Lo más perverso del discurso de la decadencia es que el privilegio se sostiene mediante la infantilización del hombre. Estoy harta de que, cada vez que se hable de violencia machista, antes tengamos que perder tiempo dejando claro que no todos los hombres son unos maltratadores o unos violadores y oír a los pobres hombres que están mucho afectados porque alguien, en algún lugar, pueda pensar que eso es así. "Dadnos tiempo para asumir que asediar sexualmente está mal", dicen, y tú piensas: "Hombre, entiendo que te trastorne porque no es divertido descubrir que lo que tú creías que estaba bien en realidad es una jugarreta para mí, pero, caramba, tampoco necesitas tres másteres; date cuenta de que mientras tú te reinventas a mí me siguen tocando el culo y los pechos en las discotecas". Que a ver, que cuando compañeras de clase racializadas me dijeron que por ser blanca tenía una serie de privilegios me supo muy mal, pero, caramba, el trauma me duró unos días y desde entonces trabajo para cambiarlo.

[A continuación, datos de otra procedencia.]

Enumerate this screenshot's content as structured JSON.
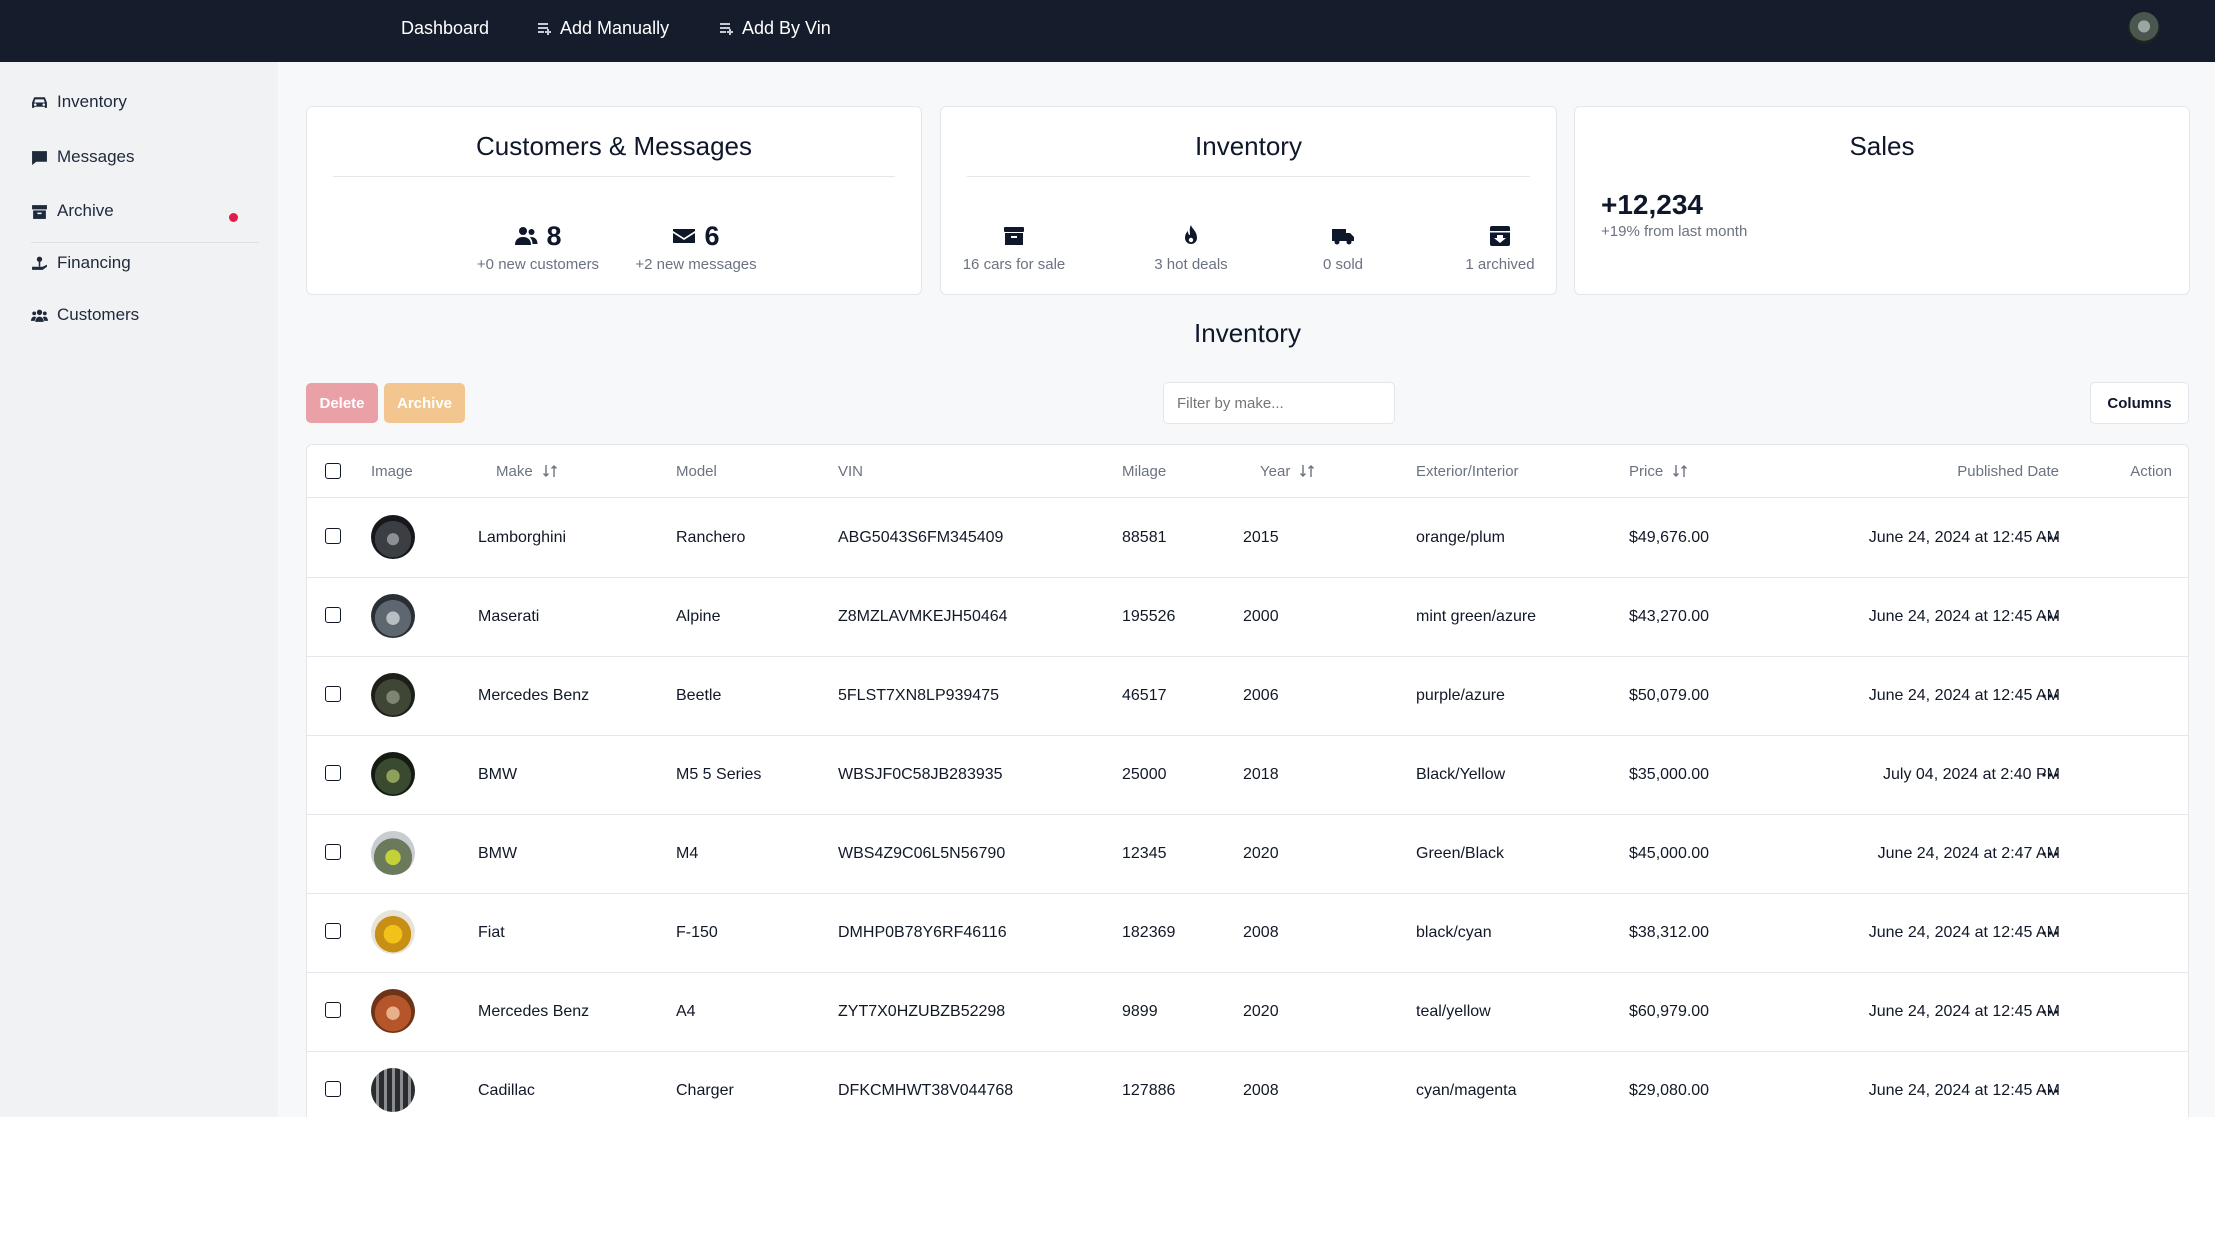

Da risa, porque preocuparse por no ser etiquetados de violadores o maltratadores en lugar de enfadarse con los que violan y asesinan y hacer lo imposible por erradicar el machismo demuestra hasta qué punto existe una identidad masculina compartida. Las políticas de la identidad no son nuevas, lo que ocurre es que lo que creíamos que era el estado natural de las cosas ha resultado ser la mayor política de identidad de la historia.
Otra muestra de la infantilización masculina vinculada al privilegio es el nuevo anuncio de Gillette. Muchos señores se han ofendido porque una marca de cuchillas les dice que ser un caraculo no está bien. Si bien estoy muy a favor de hacer enfadar a señores carcas, como escribe Sirena Bergman en The Independent, el anuncio no es muy innovador. Gillette aplaude a los hombres que no agreden a otros hombres y que no asedian a mujeres, como si necesitaran una medalla por respetar las normas básicas de convivencia. Nos lo venden como la mejor versión del hombre. ¿Os imagináis una campaña antirracista que dijera "La mejor versión de un blanco, lo que hace que sea capaz de trascender sus límites, es tratar mejor a los negros?". Pensaríamos que nos hemos vuelto todos imbéciles, ¿verdad?
Bergman sugiere que quizás sería más subversivo que la empresa que comercializa las Gillettes dejara de producir cuchillas para hombres y para mujeres, como si fueran dos productos completamente diferentes. Quizás en diez años podremos hacer un anuncio en que se explique a los hombres (no trans) que considerar productos como cuchillas, desodorantes o cremas corporales como unisex, y utilizarlos, no hará que los cojones se les caigan al suelo y su cuerpo empiece a generar estrógenos en abundancia. ¿Recordáis el trauma que tuvimos cuando Twitter cambió la estrellita por un corazón?
El anuncio de Gillette es también un síntoma de una tendencia bastante extendida dentro de la concepción popular de las nuevas masculinidades: la idea de que ser un hombre nuevo les aportará más prestigio social. Lo de que los hombres feministas follan mejor (y más). O la creencia de que un buen padre es el que cuida mínimamente a su prole, algo que se da por supuesto en cualquier madre. Así se convierte el altruismo en egoísmo, porque el receptor de los beneficios de las acciones no es la otra, sino quien las hace.
Con todo esto no quiero decir que los hombres sigan siendo un grupo de niños grandes y caraduras porque hagan lo que hagan estará mal y nos moriremos todos igual. Digo que, cuando se quieran renovar, piensen que lo hacen porque es una mejora para la convivencia, no para su estatus. El sexismo es como una hidra de dos cabezas: la marginación de la mujer y el privilegio del hombre. Mientras no seguemos las dos, el monstruo persistirá.